Brussels, January 30, 2012 – Reducing Europe's emissions is more cost-effective than previously thought, according to research released by the European Commission today. 
Moving to 30% emission reductions by the year 2020 is feasible, beneficial, much cheaper than previously thought, and a crucial step towards the minimum 40% domestic reductions science demands to prevent dangerous climate change.
Esther Bollendorff, climate justice and energy campaigner for Friends of the Earth Europe said: "The conclusions are clear: reducing emissions will bring huge financial, environmental and health benefits for Europe and its citizens.
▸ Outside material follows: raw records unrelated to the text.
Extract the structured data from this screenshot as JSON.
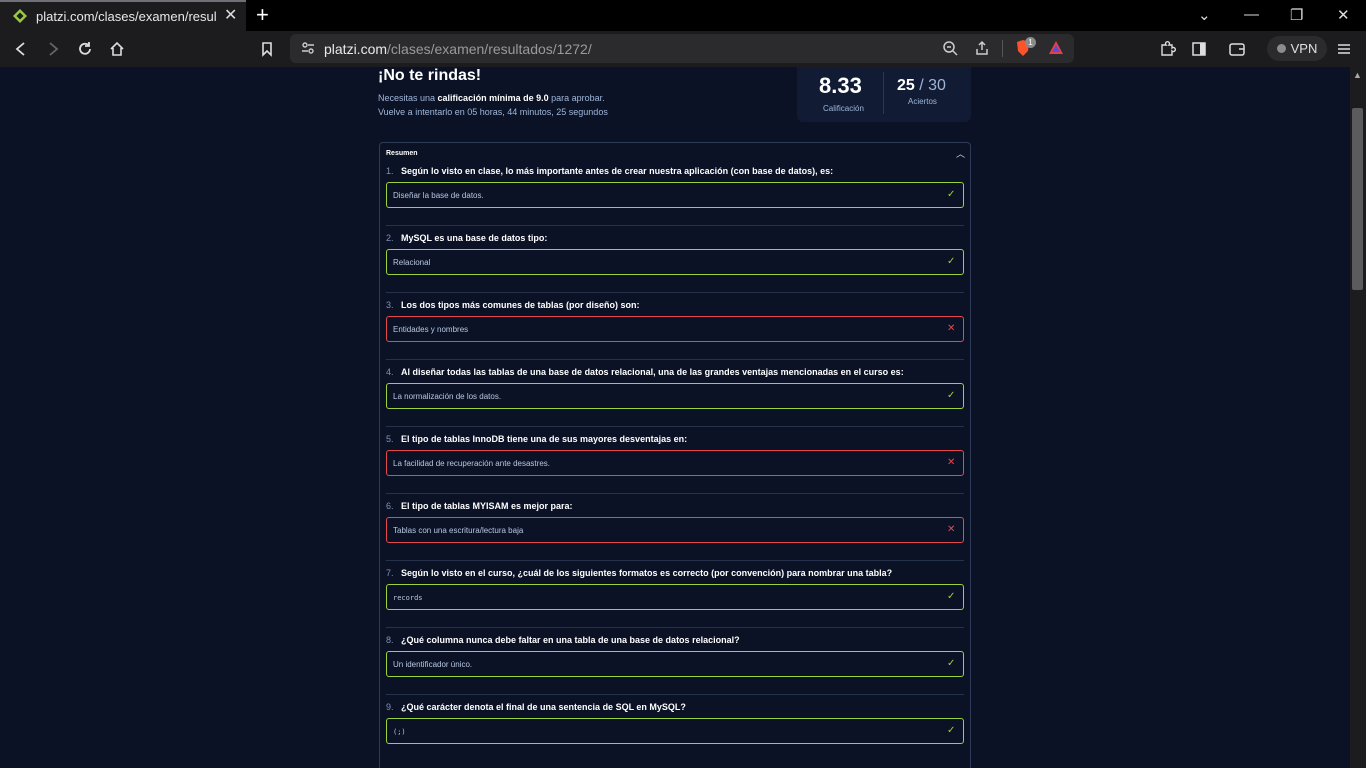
{
  "browser": {
    "tab_title": "platzi.com/clases/examen/resultados/1272/",
    "url_host": "platzi.com",
    "url_path": "/clases/examen/resultados/1272/",
    "vpn_label": "VPN",
    "brave_badge": "1"
  },
  "result": {
    "heading": "¡No te rindas!",
    "need_prefix": "Necesitas una ",
    "need_bold": "calificación mínima de 9.0",
    "need_suffix": " para aprobar.",
    "retry": "Vuelve a intentarlo en 05 horas, 44 minutos, 25 segundos",
    "score": "8.33",
    "score_label": "Calificación",
    "hits": "25",
    "hits_total": "/ 30",
    "hits_label": "Aciertos"
  },
  "summary": {
    "title": "Resumen",
    "questions": [
      {
        "num": "1.",
        "text": "Según lo visto en clase, lo más importante antes de crear nuestra aplicación (con base de datos), es:",
        "answer": "Diseñar la base de datos.",
        "status": "ok",
        "mono": false
      },
      {
        "num": "2.",
        "text": "MySQL es una base de datos tipo:",
        "answer": "Relacional",
        "status": "ok",
        "mono": false
      },
      {
        "num": "3.",
        "text": "Los dos tipos más comunes de tablas (por diseño) son:",
        "answer": "Entidades y nombres",
        "status": "bad",
        "mono": false
      },
      {
        "num": "4.",
        "text": "Al diseñar todas las tablas de una base de datos relacional, una de las grandes ventajas mencionadas en el curso es:",
        "answer": "La normalización de los datos.",
        "status": "ok",
        "mono": false
      },
      {
        "num": "5.",
        "text": "El tipo de tablas InnoDB tiene una de sus mayores desventajas en:",
        "answer": "La facilidad de recuperación ante desastres.",
        "status": "bad",
        "mono": false
      },
      {
        "num": "6.",
        "text": "El tipo de tablas MYISAM es mejor para:",
        "answer": "Tablas con una escritura/lectura baja",
        "status": "bad",
        "mono": false
      },
      {
        "num": "7.",
        "text": "Según lo visto en el curso, ¿cuál de los siguientes formatos es correcto (por convención) para nombrar una tabla?",
        "answer": "records",
        "status": "ok",
        "mono": true
      },
      {
        "num": "8.",
        "text": "¿Qué columna nunca debe faltar en una tabla de una base de datos relacional?",
        "answer": "Un identificador único.",
        "status": "ok",
        "mono": false
      },
      {
        "num": "9.",
        "text": "¿Qué carácter denota el final de una sentencia de SQL en MySQL?",
        "answer": "(;)",
        "status": "ok",
        "mono": true
      }
    ]
  },
  "colors": {
    "background": "#0b1226",
    "correct": "#9bd23b",
    "incorrect": "#e5484d"
  },
  "icons": {
    "correct": "check-icon",
    "incorrect": "x-icon"
  }
}
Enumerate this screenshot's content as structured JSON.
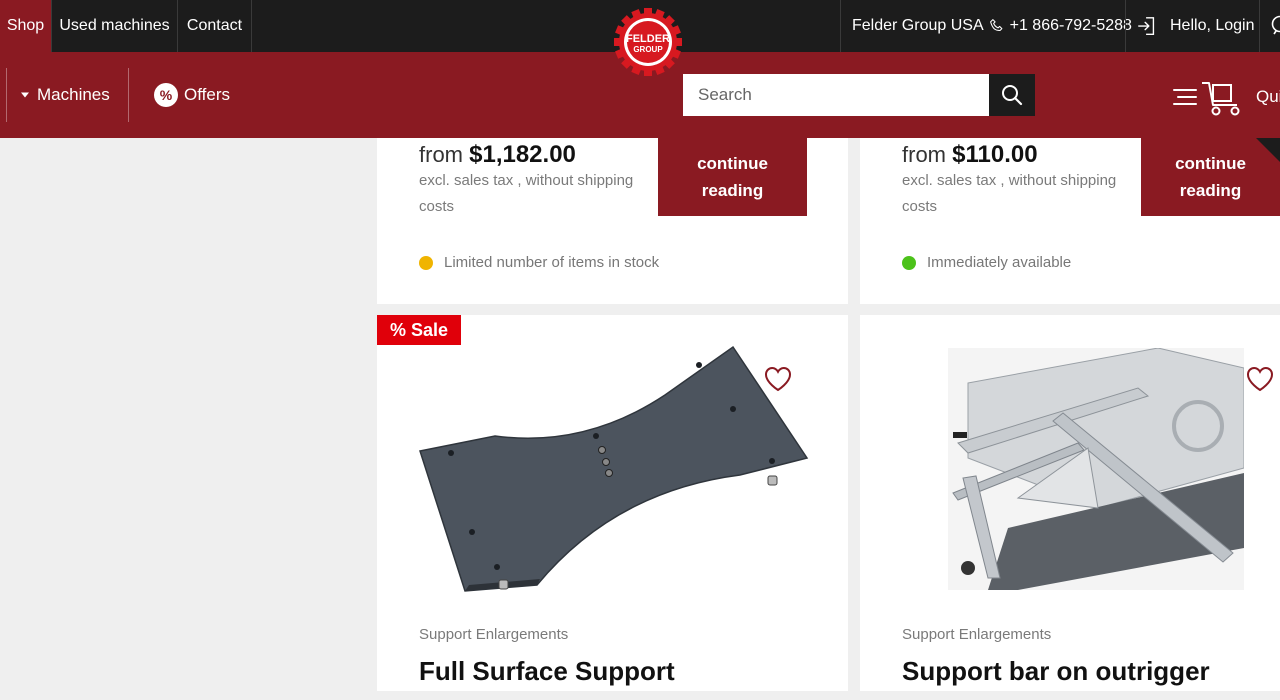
{
  "topbar": {
    "nav": [
      "Shop",
      "Used machines",
      "Contact"
    ],
    "region": "Felder Group USA",
    "phone": "+1 866-792-5288",
    "login": "Hello, Login"
  },
  "logo": {
    "text_top": "FELDER",
    "text_bottom": "GROUP"
  },
  "mainbar": {
    "machines_label": "Machines",
    "offers_label": "Offers",
    "search_placeholder": "Search",
    "quick_label": "Qui"
  },
  "products_top": [
    {
      "price_prefix": "from",
      "price": "$1,182.00",
      "price_note": "excl. sales tax , without shipping costs",
      "button_label_1": "continue",
      "button_label_2": "reading",
      "stock_text": "Limited number of items in stock",
      "stock_color": "#f0b400"
    },
    {
      "price_prefix": "from",
      "price": "$110.00",
      "price_note": "excl. sales tax , without shipping costs",
      "button_label_1": "continue",
      "button_label_2": "reading",
      "stock_text": "Immediately available",
      "stock_color": "#4cc21a"
    }
  ],
  "products_bottom": [
    {
      "badge": "% Sale",
      "category": "Support Enlargements",
      "title": "Full Surface Support"
    },
    {
      "category": "Support Enlargements",
      "title": "Support bar on outrigger"
    }
  ],
  "colors": {
    "brand_red": "#8a1a22",
    "sale_red": "#e0000a",
    "dark": "#1c1c1c"
  }
}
Moving to 30% emissions reductions can be achieved, cost-effectively, and the upcoming budget provides billions for Central and Eastern European countries and poorer regions to cover upfront investment costs."
The Commission proposes a range of options to achieve the reductions: removing excess polluting credits from Europe's Emission Trading Scheme, increasing the target for non-industrial emissions, and tapping into the EU budget.  Combined with energy savings and a binding 20% target for energy efficiency, Europe could afford to be even more ambitious, and reap the full financial, environmental and health benefits of greater emissions reductions. 
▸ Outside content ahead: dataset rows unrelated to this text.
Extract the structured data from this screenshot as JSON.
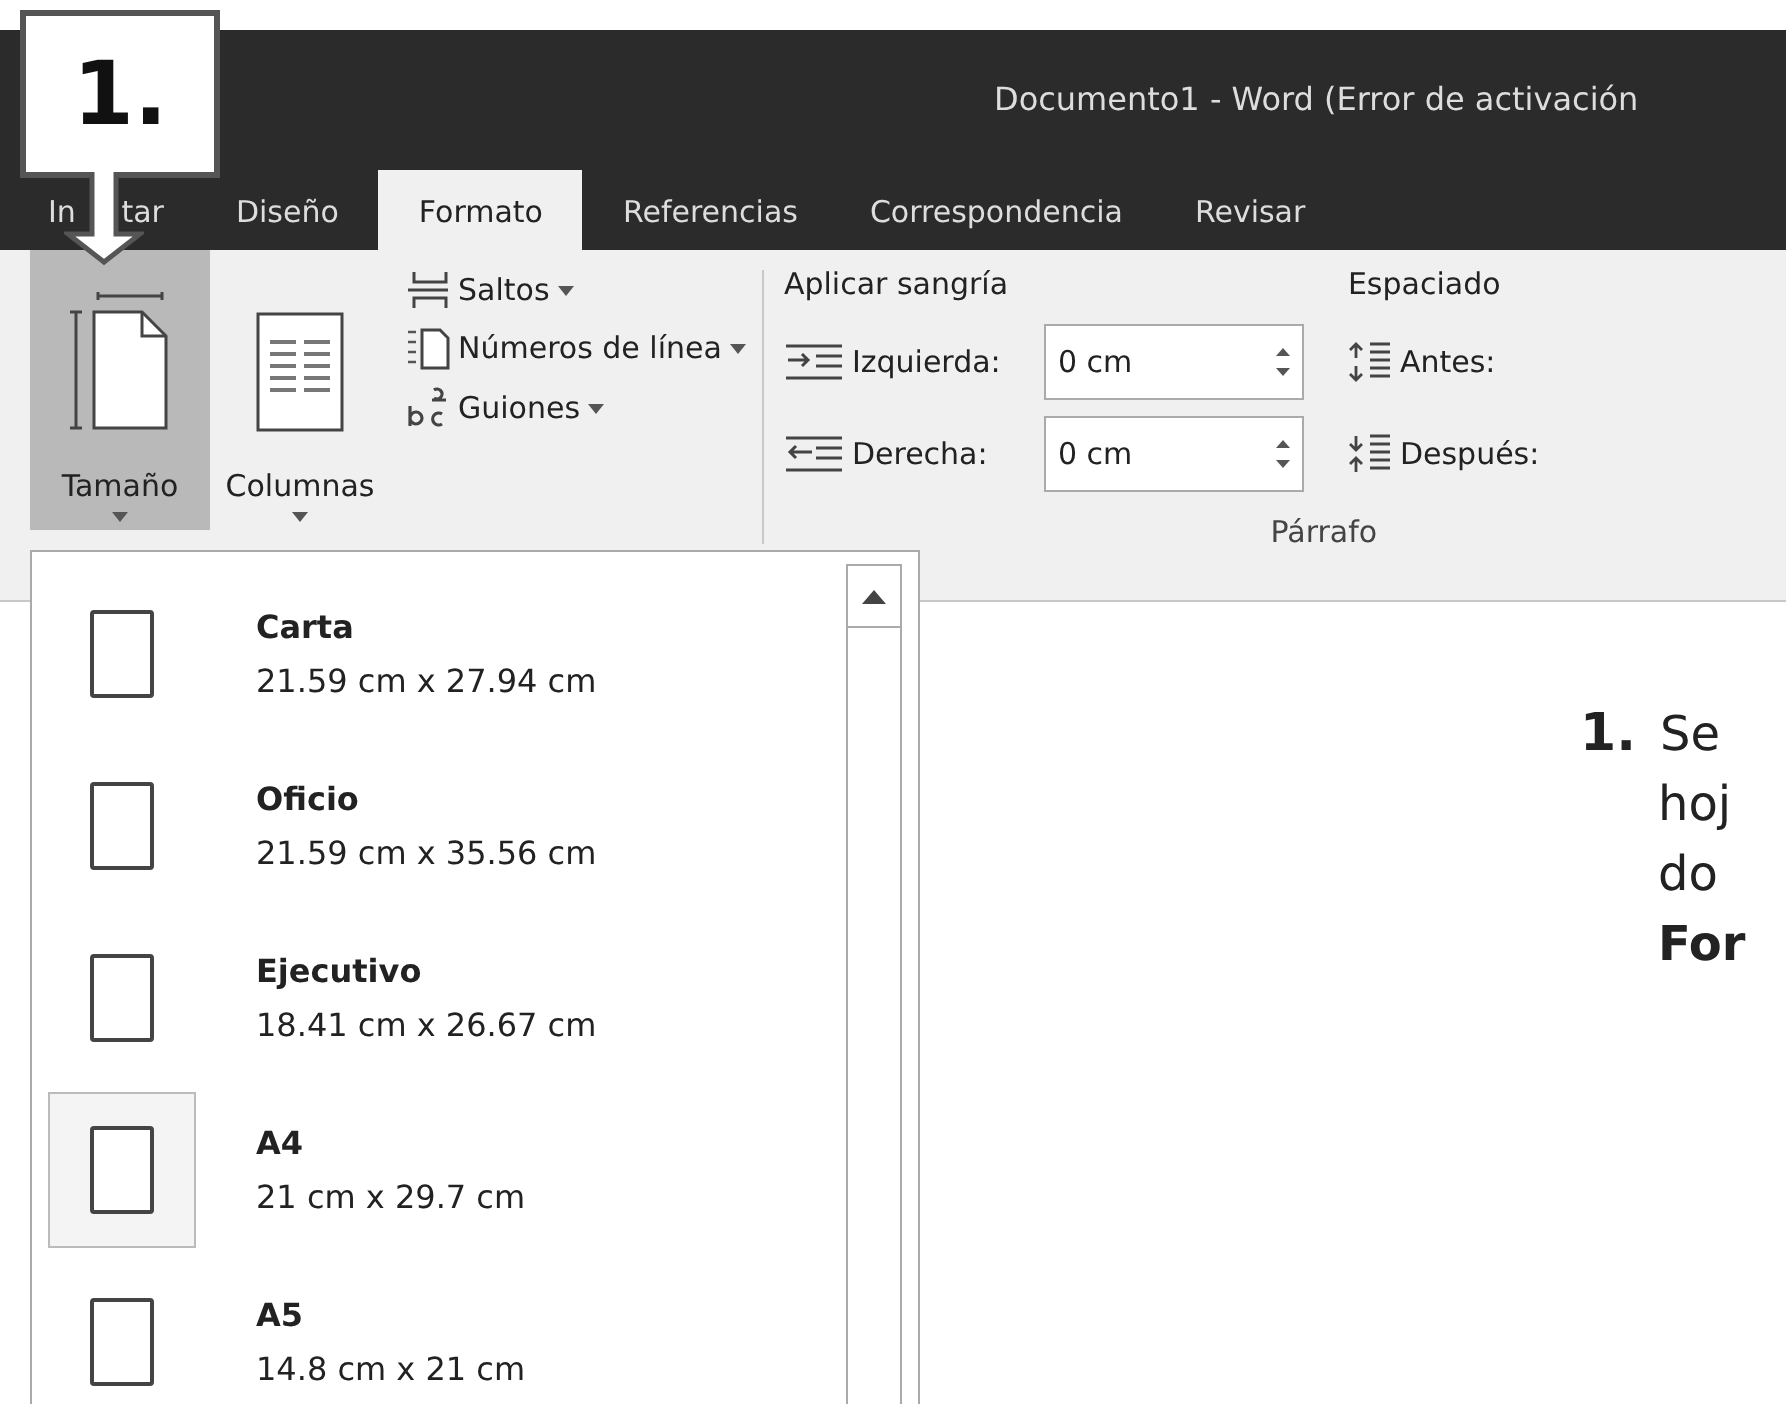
{
  "window": {
    "title": "Documento1 - Word (Error de activación"
  },
  "callout": {
    "number": "1."
  },
  "tabs": [
    {
      "label": "In",
      "label_tail": "tar",
      "selected": false
    },
    {
      "label": "Diseño",
      "selected": false
    },
    {
      "label": "Formato",
      "selected": true
    },
    {
      "label": "Referencias",
      "selected": false
    },
    {
      "label": "Correspondencia",
      "selected": false
    },
    {
      "label": "Revisar",
      "selected": false
    }
  ],
  "ribbon": {
    "large_buttons": [
      {
        "label": "Tamaño",
        "selected": true
      },
      {
        "label": "Columnas",
        "selected": false
      }
    ],
    "small_buttons": [
      "Saltos",
      "Números de línea",
      "Guiones"
    ],
    "indent_title": "Aplicar sangría",
    "indent": [
      {
        "label": "Izquierda:",
        "value": "0 cm"
      },
      {
        "label": "Derecha:",
        "value": "0 cm"
      }
    ],
    "spacing_title": "Espaciado",
    "spacing": [
      "Antes:",
      "Después:"
    ],
    "group_label": "Párrafo"
  },
  "size_menu": {
    "items": [
      {
        "name": "Carta",
        "size": "21.59 cm x 27.94 cm",
        "selected": false
      },
      {
        "name": "Oficio",
        "size": "21.59 cm x 35.56 cm",
        "selected": false
      },
      {
        "name": "Ejecutivo",
        "size": "18.41 cm x 26.67 cm",
        "selected": false
      },
      {
        "name": "A4",
        "size": "21 cm x 29.7 cm",
        "selected": true
      },
      {
        "name": "A5",
        "size": "14.8 cm x 21 cm",
        "selected": false
      }
    ]
  },
  "instruction": {
    "number": "1.",
    "lines": [
      {
        "text": "Se",
        "bold": false
      },
      {
        "text": "hoj",
        "bold": false
      },
      {
        "text": "do",
        "bold": false
      },
      {
        "text": "For",
        "bold": true
      }
    ]
  }
}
 Structural and Cohesion Funds could make approximately €38bn per year available for Central and Eastern European countries – which stand to benefit from greater infrastructure investments, building renovations, and reduced air pollution and mortality rates.
 Friends of the Earth Europe demands at least 40% domestic emission cuts in Europe by 2020, based on 1990 levels; Europe’s fair share of the global responsibility towards stopping dangerous climate change.